Archive for July, 2016
“He then answered, ‘Whether He is a sinner, I do not know; one thing I do know, that though I was blind, now I see’” (John 9:25).
Skeptics of the Christian faith most often focus on those questions for which there are no certain answers or those that, out of lack of knowledge, we are unable to answer. What is undeniable, however, is your experience. While my experience with Christ offers no objective proof of the existence of God, or the validity of my faith over other faiths, it is nonetheless my experience and offers validation to me. There are still many areas in my faith that I am ignorant and continue to seek understanding, but I’m the expert when I it comes to what has transpired in my life. Instead of being discouraged by what you don’t know, speak from the story that has been written in your own life. The power of the gospel has always been in the story of the Message, not in the persuasive powers of the messenger.
“Forgetting what lies behind and reaching forward to what lies ahead” (Philippians 3:13b).
Whether it’s the accomplishments of the past, hurts from the past, or failures that inhabit your past, nothing will rob you any faster of the future God desires for you than a life characterized by a past tense preoccupation. Our best days are never so good, and our worst days are never so bad, that we are beyond the need or reach of God’s grace.
“This day is holy to the Lord your God; do not mourn or weep. For all the people were weeping when they heard the words of the law” (Nehemiah 8:9).
It’s a mistake to think that happiness in life is to be found in comfort and ease. In reality, our greatest growth and the vividness of life is most fully realized in times of tension and discomfort.

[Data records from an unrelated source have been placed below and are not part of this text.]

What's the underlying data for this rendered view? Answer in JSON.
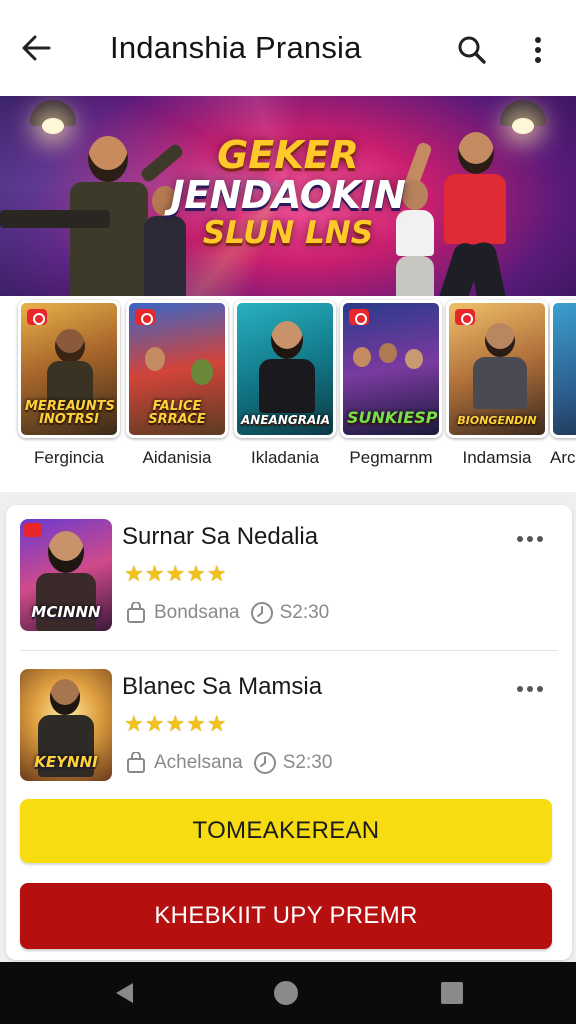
{
  "app_bar": {
    "title": "Indanshia Pransia",
    "back_icon": "arrow-back-icon",
    "search_icon": "search-icon",
    "more_icon": "more-vert-icon"
  },
  "banner": {
    "line1": "GEKER",
    "line2": "JENDAOKIN",
    "line3": "SLUN LNS"
  },
  "games": [
    {
      "name": "Fergincia",
      "art_text": "MEREAUNTS INOTRSI"
    },
    {
      "name": "Aidanisia",
      "art_text": "FALICE SRRACE"
    },
    {
      "name": "Ikladania",
      "art_text": "ANEANGRAIA"
    },
    {
      "name": "Pegmarnm",
      "art_text": "SUNKIESP"
    },
    {
      "name": "Indamsia",
      "art_text": "BIONGENDIN"
    },
    {
      "name": "Arc",
      "art_text": ""
    }
  ],
  "list": [
    {
      "title": "Surnar Sa Nedalia",
      "rating": "★★★★★",
      "category": "Bondsana",
      "duration": "S2:30",
      "art_text": "MCINNN"
    },
    {
      "title": "Blanec Sa Mamsia",
      "rating": "★★★★★",
      "category": "Achelsana",
      "duration": "S2:30",
      "art_text": "KEYNNI"
    }
  ],
  "buttons": {
    "primary": "TOMEAKEREAN",
    "secondary": "KHEBKIIT UPY PREMR"
  },
  "colors": {
    "accent_yellow": "#f6dc11",
    "accent_red": "#b50f10",
    "star": "#f2c21b"
  }
}
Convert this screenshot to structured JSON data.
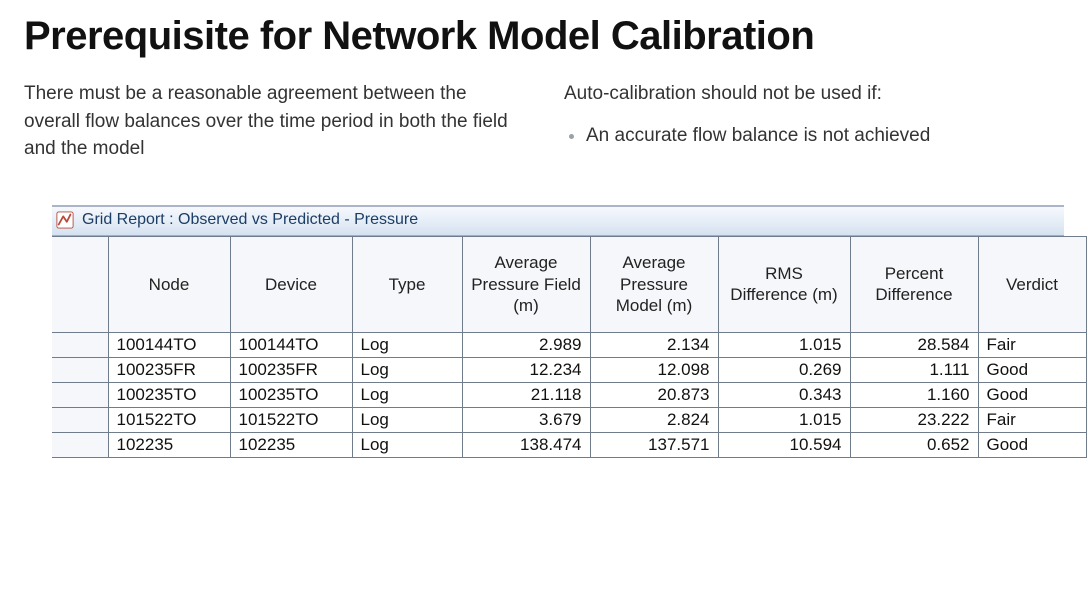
{
  "title": "Prerequisite for Network Model Calibration",
  "left_paragraph": "There must be a reasonable agreement between the overall flow balances over the time period in both the field and the model",
  "right_intro": "Auto-calibration should not be used if:",
  "right_bullets": [
    "An accurate flow balance is not achieved"
  ],
  "report": {
    "window_title": "Grid Report : Observed vs Predicted - Pressure",
    "headers": {
      "node": "Node",
      "device": "Device",
      "type": "Type",
      "avg_field": "Average Pressure Field (m)",
      "avg_model": "Average Pressure Model (m)",
      "rms": "RMS Difference (m)",
      "pct": "Percent Difference",
      "verdict": "Verdict"
    },
    "rows": [
      {
        "node": "100144TO",
        "device": "100144TO",
        "type": "Log",
        "avg_field": "2.989",
        "avg_model": "2.134",
        "rms": "1.015",
        "pct": "28.584",
        "verdict": "Fair"
      },
      {
        "node": "100235FR",
        "device": "100235FR",
        "type": "Log",
        "avg_field": "12.234",
        "avg_model": "12.098",
        "rms": "0.269",
        "pct": "1.111",
        "verdict": "Good"
      },
      {
        "node": "100235TO",
        "device": "100235TO",
        "type": "Log",
        "avg_field": "21.118",
        "avg_model": "20.873",
        "rms": "0.343",
        "pct": "1.160",
        "verdict": "Good"
      },
      {
        "node": "101522TO",
        "device": "101522TO",
        "type": "Log",
        "avg_field": "3.679",
        "avg_model": "2.824",
        "rms": "1.015",
        "pct": "23.222",
        "verdict": "Fair"
      },
      {
        "node": "102235",
        "device": "102235",
        "type": "Log",
        "avg_field": "138.474",
        "avg_model": "137.571",
        "rms": "10.594",
        "pct": "0.652",
        "verdict": "Good"
      }
    ]
  },
  "chart_data": {
    "type": "table",
    "title": "Grid Report : Observed vs Predicted - Pressure",
    "columns": [
      "Node",
      "Device",
      "Type",
      "Average Pressure Field (m)",
      "Average Pressure Model (m)",
      "RMS Difference (m)",
      "Percent Difference",
      "Verdict"
    ],
    "rows": [
      [
        "100144TO",
        "100144TO",
        "Log",
        2.989,
        2.134,
        1.015,
        28.584,
        "Fair"
      ],
      [
        "100235FR",
        "100235FR",
        "Log",
        12.234,
        12.098,
        0.269,
        1.111,
        "Good"
      ],
      [
        "100235TO",
        "100235TO",
        "Log",
        21.118,
        20.873,
        0.343,
        1.16,
        "Good"
      ],
      [
        "101522TO",
        "101522TO",
        "Log",
        3.679,
        2.824,
        1.015,
        23.222,
        "Fair"
      ],
      [
        "102235",
        "102235",
        "Log",
        138.474,
        137.571,
        10.594,
        0.652,
        "Good"
      ]
    ]
  }
}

That the hearing of God’s word brings conviction to your life is a positive, not a negative. It indicates that the Spirit is alive and actively working to shape and transform you; to move you from where you are to where he would have you to be.
“Then Ezra blessed the Lord the great God. And all the people answered, ‘Amen, Amen!’ while lifting up their hands; then they bowed low and worshiped the Lord with their faces to the ground” (Nehemiah 8:6).
In congregational life, a hearty “Amen” is sometimes offered by individuals when they hear someone express an opinion with which they agree. Such shout outs, however, fall far short of the biblical amen. Amen was never intended as a vote for personal preferences, but rather, an affirmation of spiritual truth. To utter an “Amen” is to say, “Lord, let it be so in my life.”
“Ezra opened the book in the sight of all the people for he was standing above all the people; and when he opened it, all the people stood up” (Nehemiah 8:5).
For the people of God, scripture is the authoritative guide in matters of faith and practice. Because the biblical writers were inspired by the Spirit of God to record the things they had seen and heard, we have regarded the sacred text in highest esteem. This respect and awe for God’s word, however, is not proved out by whether one stands (as the people did before Ezra), or sits (as was the practice in Acts 13), but rather, as it is embraced, obeyed, and practiced in daily life. The evidence of the Spirit’s working in human lives isn’t how high you jump in exuberance, but how straight you walk in obedience.
“Then Ezra the priest brought the law before the assembly of men, women, and all who could listen with understanding…” (Nehemiah 8:2).
“The age of accountability” is an often heard expression regarding our responsibility before God. It is a subject, however, that has nothing to do with biological age but cognitive awareness. Regardless of age, it is when we come to understand that the God of creation is working through the person and work of Jesus Christ, and that he is calling us into a relationship with him, that we have come to the place of accountability and responsibility before him.
“And all the people gathered as one man at the square which was in front of the Water Gate, and they asked Ezra the scribe to bring the book of the law of Moses which the Lord had given to Israel” (Nehemiah 8:1).
Having returned from Babylonian exile, the Hebrews were a broken and fragmented people; searching for an identity and a common purpose. It is out of the exile of human circumstance that God has called each one of us to become one in the community of faith…the church. Being his people, we have a collective and communal identity. We are part of a greater whole commissioned with the task of reaching and inviting others out of the loneliness of their exile.